Huh? I don't remember the lyrics after this.

Down came the rain,
and washed the spider out

My memory is hazy. How did I get here? I don't remember. How long have I here? How am I going to get out of here? However, it feels normal in some way.

Ignoring the physical tremors and the constant threat of death hanging over me

I might die here

But the prospect of death holds no allure. There's a drive within me, a desire to seize control of the situation no matter the cost.

Though the waters may be turbulent, and you might be in the verge of drowning, always refuse to succumb. Before you're  held by the tide, you need they meet their death, on your hands.

Because if not then you've failed and I have too.

Those were Maami's words, I always contradicted her words because my failure was worth if I could see her loose but now we share the same loss.

The dorm is walls still sported their glitters and a pink with dragons and butterflies. Up above, the wind chime swayed gently, its soothing melody providing a welcome distraction from the chaos swirling.

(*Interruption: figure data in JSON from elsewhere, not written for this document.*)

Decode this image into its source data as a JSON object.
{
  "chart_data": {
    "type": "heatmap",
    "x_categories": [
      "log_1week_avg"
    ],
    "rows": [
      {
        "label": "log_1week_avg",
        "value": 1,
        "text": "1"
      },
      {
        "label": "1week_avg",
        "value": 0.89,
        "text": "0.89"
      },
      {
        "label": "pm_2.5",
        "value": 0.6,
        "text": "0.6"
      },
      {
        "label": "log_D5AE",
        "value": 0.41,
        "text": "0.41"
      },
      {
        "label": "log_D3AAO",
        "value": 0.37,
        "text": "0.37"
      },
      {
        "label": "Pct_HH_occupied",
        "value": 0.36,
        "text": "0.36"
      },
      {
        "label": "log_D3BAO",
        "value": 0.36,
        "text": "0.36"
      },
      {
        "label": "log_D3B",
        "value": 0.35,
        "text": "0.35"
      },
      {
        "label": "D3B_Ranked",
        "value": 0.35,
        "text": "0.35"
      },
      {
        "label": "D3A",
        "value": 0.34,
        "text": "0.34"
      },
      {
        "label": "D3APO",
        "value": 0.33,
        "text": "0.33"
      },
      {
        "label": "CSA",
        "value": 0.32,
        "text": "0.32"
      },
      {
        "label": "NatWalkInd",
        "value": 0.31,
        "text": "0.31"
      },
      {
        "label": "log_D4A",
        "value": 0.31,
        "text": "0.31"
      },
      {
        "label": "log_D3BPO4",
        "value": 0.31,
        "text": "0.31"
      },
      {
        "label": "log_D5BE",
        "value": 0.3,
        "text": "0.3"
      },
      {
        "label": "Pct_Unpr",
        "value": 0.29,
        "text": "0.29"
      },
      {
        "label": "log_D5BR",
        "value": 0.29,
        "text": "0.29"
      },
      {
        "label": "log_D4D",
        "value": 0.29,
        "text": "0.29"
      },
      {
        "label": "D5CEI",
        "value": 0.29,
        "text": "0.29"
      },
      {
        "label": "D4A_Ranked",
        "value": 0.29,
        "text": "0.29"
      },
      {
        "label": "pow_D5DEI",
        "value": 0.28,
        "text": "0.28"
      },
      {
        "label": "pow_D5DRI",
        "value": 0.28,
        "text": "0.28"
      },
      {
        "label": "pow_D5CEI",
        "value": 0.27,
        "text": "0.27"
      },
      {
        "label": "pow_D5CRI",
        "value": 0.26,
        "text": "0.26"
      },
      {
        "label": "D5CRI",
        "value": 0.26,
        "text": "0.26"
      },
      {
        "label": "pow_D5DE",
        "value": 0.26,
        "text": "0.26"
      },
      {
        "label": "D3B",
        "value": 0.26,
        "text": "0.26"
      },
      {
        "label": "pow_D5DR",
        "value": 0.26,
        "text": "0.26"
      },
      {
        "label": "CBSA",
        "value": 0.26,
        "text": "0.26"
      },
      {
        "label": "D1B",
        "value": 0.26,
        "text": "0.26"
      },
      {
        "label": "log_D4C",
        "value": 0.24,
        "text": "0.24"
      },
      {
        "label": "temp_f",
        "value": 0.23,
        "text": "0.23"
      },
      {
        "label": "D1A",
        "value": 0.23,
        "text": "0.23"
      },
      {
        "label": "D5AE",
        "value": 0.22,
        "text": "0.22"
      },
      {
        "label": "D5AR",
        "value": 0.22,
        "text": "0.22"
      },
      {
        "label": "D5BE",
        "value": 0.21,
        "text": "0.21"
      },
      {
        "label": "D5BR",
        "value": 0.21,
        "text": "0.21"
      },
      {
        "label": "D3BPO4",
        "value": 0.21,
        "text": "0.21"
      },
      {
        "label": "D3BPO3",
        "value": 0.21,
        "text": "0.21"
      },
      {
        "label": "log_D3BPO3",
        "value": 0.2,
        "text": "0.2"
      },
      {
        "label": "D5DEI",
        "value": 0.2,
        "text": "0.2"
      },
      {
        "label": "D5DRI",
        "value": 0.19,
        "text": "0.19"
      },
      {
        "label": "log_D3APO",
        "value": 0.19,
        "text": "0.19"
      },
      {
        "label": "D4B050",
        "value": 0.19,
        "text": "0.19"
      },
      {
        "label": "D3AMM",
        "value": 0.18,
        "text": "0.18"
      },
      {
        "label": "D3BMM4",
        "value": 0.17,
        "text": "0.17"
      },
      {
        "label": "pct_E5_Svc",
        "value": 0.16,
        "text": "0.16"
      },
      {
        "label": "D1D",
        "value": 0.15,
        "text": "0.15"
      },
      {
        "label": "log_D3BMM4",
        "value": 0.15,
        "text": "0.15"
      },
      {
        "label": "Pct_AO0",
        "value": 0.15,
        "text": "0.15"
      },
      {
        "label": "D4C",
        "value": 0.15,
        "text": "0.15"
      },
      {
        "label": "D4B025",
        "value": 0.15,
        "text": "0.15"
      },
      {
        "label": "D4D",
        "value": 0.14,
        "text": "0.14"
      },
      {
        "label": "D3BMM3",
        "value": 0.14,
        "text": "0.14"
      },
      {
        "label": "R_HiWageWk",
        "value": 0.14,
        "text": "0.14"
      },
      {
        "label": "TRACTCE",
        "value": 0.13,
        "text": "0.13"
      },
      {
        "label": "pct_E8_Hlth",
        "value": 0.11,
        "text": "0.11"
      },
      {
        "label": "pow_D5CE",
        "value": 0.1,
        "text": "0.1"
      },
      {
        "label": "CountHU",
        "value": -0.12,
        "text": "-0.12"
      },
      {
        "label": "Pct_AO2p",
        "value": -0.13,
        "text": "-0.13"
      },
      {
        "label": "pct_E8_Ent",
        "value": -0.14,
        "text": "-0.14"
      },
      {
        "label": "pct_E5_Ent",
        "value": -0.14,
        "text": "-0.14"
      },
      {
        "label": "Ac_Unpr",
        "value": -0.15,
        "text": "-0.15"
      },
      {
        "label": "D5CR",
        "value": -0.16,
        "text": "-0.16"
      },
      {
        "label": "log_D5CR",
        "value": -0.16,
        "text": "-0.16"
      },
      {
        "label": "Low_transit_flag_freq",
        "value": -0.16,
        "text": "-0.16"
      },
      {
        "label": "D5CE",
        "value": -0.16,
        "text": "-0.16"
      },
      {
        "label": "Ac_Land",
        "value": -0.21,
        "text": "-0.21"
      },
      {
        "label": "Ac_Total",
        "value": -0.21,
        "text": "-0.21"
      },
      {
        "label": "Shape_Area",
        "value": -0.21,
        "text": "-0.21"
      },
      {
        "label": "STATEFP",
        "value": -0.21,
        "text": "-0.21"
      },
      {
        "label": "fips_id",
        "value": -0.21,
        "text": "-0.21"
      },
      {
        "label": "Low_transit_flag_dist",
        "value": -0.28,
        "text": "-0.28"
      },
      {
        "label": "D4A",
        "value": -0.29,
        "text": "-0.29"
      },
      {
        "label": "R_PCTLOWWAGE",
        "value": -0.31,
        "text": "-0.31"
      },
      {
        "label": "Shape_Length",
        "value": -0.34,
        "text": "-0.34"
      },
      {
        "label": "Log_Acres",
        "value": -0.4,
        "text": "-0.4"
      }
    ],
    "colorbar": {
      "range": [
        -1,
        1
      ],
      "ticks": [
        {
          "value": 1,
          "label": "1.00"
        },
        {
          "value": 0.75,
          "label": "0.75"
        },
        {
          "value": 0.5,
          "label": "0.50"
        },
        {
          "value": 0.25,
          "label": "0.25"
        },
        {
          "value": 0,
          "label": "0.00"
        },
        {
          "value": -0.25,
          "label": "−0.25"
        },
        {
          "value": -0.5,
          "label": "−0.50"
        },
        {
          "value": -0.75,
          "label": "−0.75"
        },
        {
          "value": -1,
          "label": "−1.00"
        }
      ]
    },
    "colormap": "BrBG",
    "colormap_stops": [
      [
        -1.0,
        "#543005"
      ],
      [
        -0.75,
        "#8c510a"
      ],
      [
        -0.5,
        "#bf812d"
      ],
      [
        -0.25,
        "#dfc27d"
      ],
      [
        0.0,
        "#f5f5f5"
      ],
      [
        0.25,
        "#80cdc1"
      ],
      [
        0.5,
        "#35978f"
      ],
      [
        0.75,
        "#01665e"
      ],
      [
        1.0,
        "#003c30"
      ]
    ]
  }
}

It's funny, I used to wonder why Parkinson was so attached to this place, and now, in the midst of everything, I can see the strange appeal.

Honestly, I never wanted to leave this place either. Despite all the arguments, there was something oddly genuine about the moments we shared here. It's like no matter how fake everything else seemed, when we were in this space, we were just us.

You were a stupid kid.

As I finally reached the end of my pill stash, reality crashed down around me like a tidal wave. Opening my eyes fully would mean confronting not just the pounding hangover, but also the heavy burden of sobriety. Sobriety felt like a distant memory, and facing its stark reality now was overwhelming.

Pills had always provided a comforting distance, a buffer from the harshness of the world. In their numbing embrace, everything seemed more manageable, more bearable. I had always preferred the quiet, the muted colors of a dulled existence.